Fleming, Candace. Presenting Buffalo Bill, The Man Who Invented the Wild West. Macmillan/Roaring Brook Press 2016 272p $19.99 ISBN 978-1-59643-763-0 ms/hs Nonfiction E-BN
William F. Cody became the larger-than-life figure of Buffalo Bill. This title takes him from his youth into adolescence and through adulthood. He made many claims about his life in his Wild West show, and they are all examined and compared with statements made in other sources. The veracity of some is unclear; others are true, but many are either completely false or constitute gross exaggerations. This does not detract from the personality of the ultimate showman. He was very successful in spreading a particular image of the western United States, but was a poor money manager and was almost constantly in debt. His treatment of his Native American actors is shown to be to more than fair, and it seems he gave many the opportunity to provide well for their families.

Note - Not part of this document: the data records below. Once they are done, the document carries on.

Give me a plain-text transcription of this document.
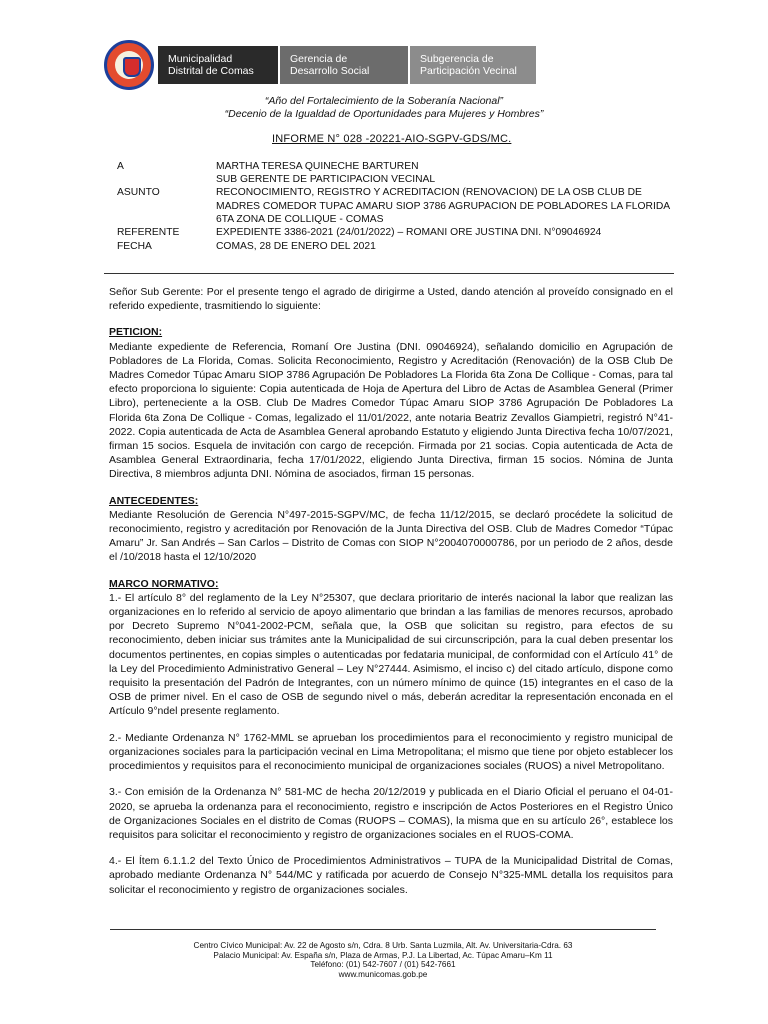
Municipalidad
Distrital de Comas
Gerencia de
Desarrollo Social
Subgerencia de
Participación Vecinal
“Año del Fortalecimiento de la Soberanía Nacional”
“Decenio de la Igualdad de Oportunidades para Mujeres y Hombres”
INFORME N° 028 -20221-AIO-SGPV-GDS/MC.
A	MARTHA TERESA QUINECHE BARTUREN
SUB GERENTE DE PARTICIPACION VECINAL
ASUNTO	RECONOCIMIENTO, REGISTRO Y ACREDITACION (RENOVACION) DE LA OSB CLUB DE MADRES COMEDOR TUPAC AMARU SIOP 3786 AGRUPACION DE POBLADORES LA FLORIDA 6TA ZONA DE COLLIQUE - COMAS
REFERENTE	EXPEDIENTE 3386-2021 (24/01/2022) – ROMANI ORE JUSTINA DNI. N°09046924
FECHA	COMAS, 28 DE ENERO DEL 2021

Señor Sub Gerente: Por el presente tengo el agrado de dirigirme a Usted, dando atención al proveído consignado en el referido expediente, trasmitiendo lo siguiente:

PETICION:

Mediante expediente de Referencia, Romaní Ore Justina (DNI. 09046924), señalando domicilio en Agrupación de Pobladores de La Florida, Comas. Solicita Reconocimiento, Registro y Acreditación (Renovación) de la OSB Club De Madres Comedor Túpac Amaru SIOP 3786 Agrupación De Pobladores La Florida 6ta Zona De Collique - Comas, para tal efecto proporciona lo siguiente: Copia autenticada de Hoja de Apertura del Libro de Actas de Asamblea General (Primer Libro), perteneciente a la OSB. Club De Madres Comedor Túpac Amaru SIOP 3786 Agrupación De Pobladores La Florida 6ta Zona De Collique - Comas, legalizado el 11/01/2022, ante notaria Beatriz Zevallos Giampietri, registró N°41-2022. Copia autenticada de Acta de Asamblea General aprobando Estatuto y eligiendo Junta Directiva fecha 10/07/2021, firman 15 socios. Esquela de invitación con cargo de recepción. Firmada por 21 socias. Copia autenticada de Acta de Asamblea General Extraordinaria, fecha 17/01/2022, eligiendo Junta Directiva, firman 15 socios. Nómina de Junta Directiva, 8 miembros adjunta DNI. Nómina de asociados, firman 15 personas.

ANTECEDENTES:

Mediante Resolución de Gerencia N°497-2015-SGPV/MC, de fecha 11/12/2015, se declaró procédete la solicitud de reconocimiento, registro y acreditación por Renovación de la Junta Directiva del OSB. Club de Madres Comedor “Túpac Amaru” Jr. San Andrés – San Carlos – Distrito de Comas con SIOP N°2004070000786, por un periodo de 2 años, desde el /10/2018 hasta el 12/10/2020

MARCO NORMATIVO:

1.- El artículo 8° del reglamento de la Ley N°25307, que declara prioritario de interés nacional la labor que realizan las organizaciones en lo referido al servicio de apoyo alimentario que brindan a las familias de menores recursos, aprobado por Decreto Supremo N°041-2002-PCM, señala que, la OSB que solicitan su registro, para efectos de su reconocimiento, deben iniciar sus trámites ante la Municipalidad de sui circunscripción, para la cual deben presentar los documentos pertinentes, en copias simples o autenticadas por fedataria municipal, de conformidad con el Artículo 41° de la Ley del Procedimiento Administrativo General – Ley N°27444. Asimismo, el inciso c) del citado artículo, dispone como requisito la presentación del Padrón de Integrantes, con un número mínimo de quince (15) integrantes en el caso de la OSB de primer nivel. En el caso de OSB de segundo nivel o más, deberán acreditar la representación enconada en el Artículo 9°ndel presente reglamento.

2.- Mediante Ordenanza N° 1762-MML se aprueban los procedimientos para el reconocimiento y registro municipal de organizaciones sociales para la participación vecinal en Lima Metropolitana; el mismo que tiene por objeto establecer los procedimientos y requisitos para el reconocimiento municipal de organizaciones sociales (RUOS) a nivel Metropolitano.

3.- Con emisión de la Ordenanza N° 581-MC de hecha 20/12/2019 y publicada en el Diario Oficial el peruano el 04-01-2020, se aprueba la ordenanza para el reconocimiento, registro e inscripción de Actos Posteriores en el Registro Único de Organizaciones Sociales en el distrito de Comas (RUOPS – COMAS), la misma que en su artículo 26°, establece los requisitos para solicitar el reconocimiento y registro de organizaciones sociales en el RUOS-COMA.

4.- El Ítem 6.1.1.2 del Texto Único de Procedimientos Administrativos – TUPA de la Municipalidad Distrital de Comas, aprobado mediante Ordenanza N° 544/MC y ratificada por acuerdo de Consejo N°325-MML detalla los requisitos para solicitar el reconocimiento y registro de organizaciones sociales.

Centro Cívico Municipal: Av. 22 de Agosto s/n, Cdra. 8 Urb. Santa Luzmila, Alt. Av. Universitaria-Cdra. 63
Palacio Municipal: Av. España s/n, Plaza de Armas, P.J. La Libertad, Ac. Túpac Amaru–Km 11
Teléfono: (01) 542-7607 / (01) 542-7661
www.municomas.gob.pe
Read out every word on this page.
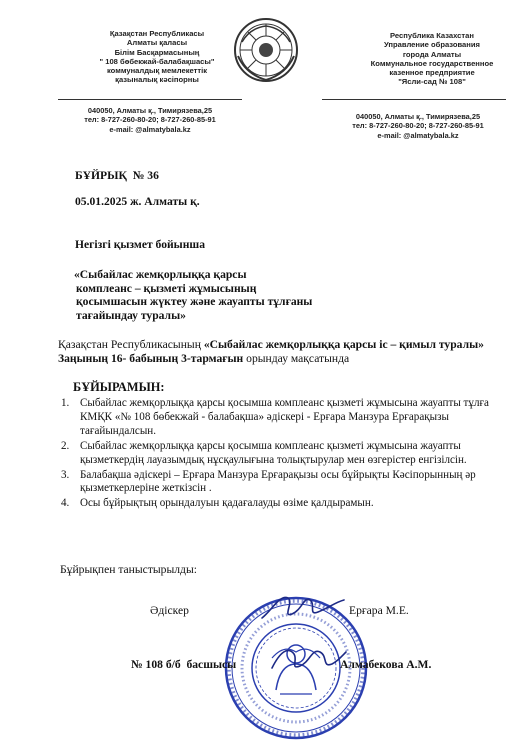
Қазақстан Республикасы
Алматы қаласы
Білім Басқармасының
" 108 бөбекжай-балабақшасы"
коммуналдық мемлекеттік
қазыналық кәсіпорны
Республика Казахстан
Управление образования
города Алматы
Коммунальное государственное
казенное предприятие
"Ясли-сад № 108"
040050, Алматы қ., Тимирязева,25
тел: 8-727-260-80-20; 8-727-260-85-91
e-mail: @almatybala.kz
040050, Алматы қ., Тимирязева,25
тел: 8-727-260-80-20; 8-727-260-85-91
e-mail: @almatybala.kz
БҰЙРЫҚ  № 36
05.01.2025 ж. Алматы қ.
Негізгі қызмет бойынша
«Сыбайлас жемқорлыққа қарсы
комплеанс – қызметі жұмысының
қосымшасын жүктеу және жауапты тұлғаны
тағайындау туралы»
Қазақстан Республикасының «Сыбайлас жемқорлыққа қарсы іс – қимыл туралы» Заңының 16- бабының 3-тармағын орындау мақсатында
БҰЙЫРАМЫН:
1. Сыбайлас жемқорлыққа қарсы қосымша комплеанс қызметі жұмысына жауапты тұлға КМҚК «№ 108 бөбекжай - балабақша» әдіскері - Ерғара Манзура Ерғарақызы тағайындалсын.
2. Сыбайлас жемқорлыққа қарсы қосымша комплеанс қызметі жұмысына жауапты қызметкердің лауазымдық нұсқаулығына толықтырулар мен өзгерістер енгізілсін.
3. Балабақша әдіскері – Ерғара Манзура Ерғарақызы осы бұйрықты Кәсіпорынның әр қызметкерлеріне жеткізсін .
4. Осы бұйрықтың орындалуын қадағалауды өзіме қалдырамын.
Бұйрықпен таныстырылды:
Әдіскер	Ерғара М.Е.
№ 108 б/б  басшысы	Алмабекова А.М.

This is a meticulously researched document. The source notes alone cover 24 pages. Archival sources are listed along with primary sources, secondary sources, and online resources. The detailed index is eleven pages long. Yet with all this research and attention to detail, the story is very readable and flows smoothly. The reader is caught up in the story of Cody’s life.
Summary: This is a well-researched and well-documented look at the life of Buffalo Bill Cody. It takes what he wrote and finds substantiation. It is a very inclusive biography suitable for research, but it reads smoothly and conversationally. Upper middle to high school.